The display is a reflection from a small crystal like screen that makes the image appear to float in front of your eye. The glass lenses in Google Glass aren’t actually used at all, and some promo shots are even shown without them. That being said, there are clear and tinted designs that to have lenses, and sunglass and prescription lens manufactures are expected to produce integrated models if Google Glass is successful. To activate Google Glass, you just tilt the head back or touch the control surface. The side of bar of Google Glass is a touch sensitive surface that is used to control the device. Swiping backward or forward moves the display through a series of screens such as email or pictures, while tapping it makes selections. Alternatively, voice recognition can be used to control some Google Glass features once it is active.

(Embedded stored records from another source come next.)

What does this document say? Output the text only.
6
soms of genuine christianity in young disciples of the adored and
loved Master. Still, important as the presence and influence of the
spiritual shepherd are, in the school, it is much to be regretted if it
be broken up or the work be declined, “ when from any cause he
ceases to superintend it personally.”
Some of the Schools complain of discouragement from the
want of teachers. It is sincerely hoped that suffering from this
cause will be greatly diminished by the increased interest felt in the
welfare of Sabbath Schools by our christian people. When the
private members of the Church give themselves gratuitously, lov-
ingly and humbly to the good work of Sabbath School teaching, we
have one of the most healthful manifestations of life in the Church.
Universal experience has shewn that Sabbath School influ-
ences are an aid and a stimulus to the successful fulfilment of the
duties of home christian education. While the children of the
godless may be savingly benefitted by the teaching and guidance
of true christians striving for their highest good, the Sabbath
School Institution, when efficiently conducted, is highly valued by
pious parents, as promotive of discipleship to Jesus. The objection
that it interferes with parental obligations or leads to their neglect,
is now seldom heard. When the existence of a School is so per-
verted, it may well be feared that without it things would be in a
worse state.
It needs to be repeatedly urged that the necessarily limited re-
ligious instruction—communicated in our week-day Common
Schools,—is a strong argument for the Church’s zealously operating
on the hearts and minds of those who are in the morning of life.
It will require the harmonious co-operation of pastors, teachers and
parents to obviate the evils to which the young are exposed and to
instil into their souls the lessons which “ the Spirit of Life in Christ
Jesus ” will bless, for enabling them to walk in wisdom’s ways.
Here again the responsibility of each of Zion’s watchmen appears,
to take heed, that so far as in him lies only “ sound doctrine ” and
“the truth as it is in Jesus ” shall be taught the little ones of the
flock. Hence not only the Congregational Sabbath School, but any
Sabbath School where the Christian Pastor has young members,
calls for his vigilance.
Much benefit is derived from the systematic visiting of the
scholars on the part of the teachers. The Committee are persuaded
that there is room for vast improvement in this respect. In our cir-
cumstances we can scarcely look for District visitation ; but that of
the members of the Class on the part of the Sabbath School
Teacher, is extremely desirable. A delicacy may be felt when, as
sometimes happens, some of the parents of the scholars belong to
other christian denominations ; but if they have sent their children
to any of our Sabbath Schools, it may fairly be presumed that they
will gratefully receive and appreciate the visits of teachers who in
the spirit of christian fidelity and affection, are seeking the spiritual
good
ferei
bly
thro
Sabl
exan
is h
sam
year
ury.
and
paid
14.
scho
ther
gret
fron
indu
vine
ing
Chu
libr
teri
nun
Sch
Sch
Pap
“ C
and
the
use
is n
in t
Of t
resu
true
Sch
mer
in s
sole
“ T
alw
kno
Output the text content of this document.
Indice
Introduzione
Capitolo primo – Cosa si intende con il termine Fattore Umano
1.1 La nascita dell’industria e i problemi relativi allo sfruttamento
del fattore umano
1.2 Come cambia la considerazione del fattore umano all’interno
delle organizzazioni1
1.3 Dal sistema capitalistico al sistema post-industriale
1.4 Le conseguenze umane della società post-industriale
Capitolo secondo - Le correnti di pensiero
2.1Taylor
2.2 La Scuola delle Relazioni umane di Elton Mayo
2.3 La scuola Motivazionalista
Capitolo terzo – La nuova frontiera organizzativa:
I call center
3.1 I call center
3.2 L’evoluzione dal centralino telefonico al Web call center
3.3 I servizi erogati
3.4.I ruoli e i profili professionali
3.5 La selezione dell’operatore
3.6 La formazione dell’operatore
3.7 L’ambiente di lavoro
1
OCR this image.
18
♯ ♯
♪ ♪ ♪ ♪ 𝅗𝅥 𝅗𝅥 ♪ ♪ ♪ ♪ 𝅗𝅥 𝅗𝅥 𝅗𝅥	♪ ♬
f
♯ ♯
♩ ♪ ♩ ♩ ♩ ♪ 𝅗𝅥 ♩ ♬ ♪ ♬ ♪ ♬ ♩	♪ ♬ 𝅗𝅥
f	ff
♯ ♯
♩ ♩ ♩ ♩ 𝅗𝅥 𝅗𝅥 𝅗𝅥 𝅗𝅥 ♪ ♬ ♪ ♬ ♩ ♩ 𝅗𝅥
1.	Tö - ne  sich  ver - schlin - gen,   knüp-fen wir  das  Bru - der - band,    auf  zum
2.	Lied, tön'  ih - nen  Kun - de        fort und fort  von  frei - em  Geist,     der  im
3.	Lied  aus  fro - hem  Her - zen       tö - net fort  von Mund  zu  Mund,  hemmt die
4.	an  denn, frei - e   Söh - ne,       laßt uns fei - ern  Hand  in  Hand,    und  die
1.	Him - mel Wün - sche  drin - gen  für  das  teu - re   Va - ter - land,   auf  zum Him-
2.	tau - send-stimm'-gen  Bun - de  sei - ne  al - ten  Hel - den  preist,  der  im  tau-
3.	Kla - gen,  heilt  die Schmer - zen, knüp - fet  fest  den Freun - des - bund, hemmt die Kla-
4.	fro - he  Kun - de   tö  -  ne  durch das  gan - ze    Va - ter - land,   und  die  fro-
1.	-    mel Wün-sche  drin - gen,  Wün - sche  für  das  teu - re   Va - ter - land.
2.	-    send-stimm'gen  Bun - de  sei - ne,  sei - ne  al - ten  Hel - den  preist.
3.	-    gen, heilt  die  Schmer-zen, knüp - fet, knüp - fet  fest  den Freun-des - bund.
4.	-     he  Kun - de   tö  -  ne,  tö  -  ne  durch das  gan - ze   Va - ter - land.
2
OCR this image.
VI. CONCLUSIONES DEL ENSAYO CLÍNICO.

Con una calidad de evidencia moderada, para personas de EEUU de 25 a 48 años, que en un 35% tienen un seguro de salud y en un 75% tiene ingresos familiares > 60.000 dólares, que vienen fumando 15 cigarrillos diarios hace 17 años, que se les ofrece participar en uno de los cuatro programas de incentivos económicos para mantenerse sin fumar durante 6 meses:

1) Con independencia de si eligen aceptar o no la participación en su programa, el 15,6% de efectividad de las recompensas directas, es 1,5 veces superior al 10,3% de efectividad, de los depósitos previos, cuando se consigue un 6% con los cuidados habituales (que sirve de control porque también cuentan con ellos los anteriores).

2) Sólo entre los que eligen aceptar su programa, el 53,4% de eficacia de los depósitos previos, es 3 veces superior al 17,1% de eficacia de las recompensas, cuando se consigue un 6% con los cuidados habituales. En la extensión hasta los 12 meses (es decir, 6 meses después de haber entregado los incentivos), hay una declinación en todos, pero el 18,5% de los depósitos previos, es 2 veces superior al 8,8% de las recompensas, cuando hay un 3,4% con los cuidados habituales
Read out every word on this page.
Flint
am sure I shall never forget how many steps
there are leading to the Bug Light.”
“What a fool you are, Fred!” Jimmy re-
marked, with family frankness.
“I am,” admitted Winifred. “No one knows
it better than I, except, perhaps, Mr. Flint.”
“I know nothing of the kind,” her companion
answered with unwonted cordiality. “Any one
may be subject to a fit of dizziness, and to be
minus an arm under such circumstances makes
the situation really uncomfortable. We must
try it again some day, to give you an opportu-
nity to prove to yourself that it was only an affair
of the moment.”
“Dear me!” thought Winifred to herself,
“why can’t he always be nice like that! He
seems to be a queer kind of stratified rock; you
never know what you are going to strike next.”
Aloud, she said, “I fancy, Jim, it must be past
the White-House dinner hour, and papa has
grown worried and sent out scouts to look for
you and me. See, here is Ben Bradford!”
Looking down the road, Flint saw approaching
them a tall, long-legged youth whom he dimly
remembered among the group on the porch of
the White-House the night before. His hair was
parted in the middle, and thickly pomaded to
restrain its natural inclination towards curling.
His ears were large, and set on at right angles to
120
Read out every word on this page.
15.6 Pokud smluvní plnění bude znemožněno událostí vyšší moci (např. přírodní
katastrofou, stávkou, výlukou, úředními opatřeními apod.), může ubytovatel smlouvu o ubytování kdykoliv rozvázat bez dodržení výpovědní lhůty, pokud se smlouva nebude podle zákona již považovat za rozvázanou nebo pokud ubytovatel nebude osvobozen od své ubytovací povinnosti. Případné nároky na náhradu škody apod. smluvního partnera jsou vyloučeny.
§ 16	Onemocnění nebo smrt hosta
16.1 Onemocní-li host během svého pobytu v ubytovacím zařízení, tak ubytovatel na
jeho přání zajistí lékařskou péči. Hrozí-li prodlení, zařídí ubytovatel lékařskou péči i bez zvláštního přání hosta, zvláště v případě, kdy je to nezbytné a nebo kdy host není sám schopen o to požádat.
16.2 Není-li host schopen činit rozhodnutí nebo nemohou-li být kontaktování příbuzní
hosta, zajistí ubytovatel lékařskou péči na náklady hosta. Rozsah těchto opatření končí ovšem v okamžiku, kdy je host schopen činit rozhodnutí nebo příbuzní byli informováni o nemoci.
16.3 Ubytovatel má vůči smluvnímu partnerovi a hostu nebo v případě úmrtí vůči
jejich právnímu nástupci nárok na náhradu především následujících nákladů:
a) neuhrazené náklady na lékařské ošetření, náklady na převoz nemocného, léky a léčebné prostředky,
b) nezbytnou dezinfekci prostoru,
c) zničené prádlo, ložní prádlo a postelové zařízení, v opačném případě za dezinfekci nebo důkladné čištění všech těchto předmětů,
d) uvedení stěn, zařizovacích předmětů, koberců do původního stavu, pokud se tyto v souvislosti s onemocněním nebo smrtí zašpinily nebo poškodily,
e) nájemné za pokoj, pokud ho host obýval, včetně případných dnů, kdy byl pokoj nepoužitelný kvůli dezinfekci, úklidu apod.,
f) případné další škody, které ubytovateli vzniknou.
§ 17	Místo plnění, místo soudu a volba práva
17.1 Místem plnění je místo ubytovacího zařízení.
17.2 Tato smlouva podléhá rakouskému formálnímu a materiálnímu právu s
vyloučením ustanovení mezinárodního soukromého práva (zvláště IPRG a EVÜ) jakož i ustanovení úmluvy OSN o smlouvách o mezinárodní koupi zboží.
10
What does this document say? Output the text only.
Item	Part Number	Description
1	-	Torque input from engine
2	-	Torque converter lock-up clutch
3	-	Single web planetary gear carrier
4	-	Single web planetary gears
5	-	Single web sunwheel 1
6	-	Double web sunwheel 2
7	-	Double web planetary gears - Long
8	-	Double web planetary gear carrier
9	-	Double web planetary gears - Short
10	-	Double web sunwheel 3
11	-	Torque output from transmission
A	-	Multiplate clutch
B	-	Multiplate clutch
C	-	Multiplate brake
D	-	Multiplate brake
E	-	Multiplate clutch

Once you get past the unique interface, Google Glass functions much like a typical smart phone. There are options for retrieving and reading email, viewing photos and street navigation to name a few. It functions best when paired with a phone so it can utilize the phones data connection, GPS, or make phone calls. Glass uses the Android operating system and works well with any Android phone. However, Google Glass does have built in Wi-Fi and 16GB of internal storage so it can connect to a data network and be used as a standalone device.
Google Glass is not currently available to consumers. An explorer edition, which is essentially a prototype, was made available to developers and early adopters that were willing to shell out $1,500 this summer. The explorer edition required pre-registration by applicants and is now closed. Price and availability for a general consumer version has not yet been released but rumors have projected they may be available in late 2013 or early 2014. While Google Glass is getting all the press, and rightly so since they pioneered the idea, it is worth noting that many competitors currently have similar products in development.
Google Glass is not without controversy as some people have expressed concerns on privacy and safety issues. The concerns with safety have to do with distracted driving, or using Google Glass while operating equipment. The privacy concerns are due to the built in camera that gives wearers the ability to take pictures and record video. Both of these concerns are already present with exiting smart devices and laws are already spreading to address the issues.
What do you think about Google’s newest innovation? Will you be lining up to get your Google Glass as soon as it’s released?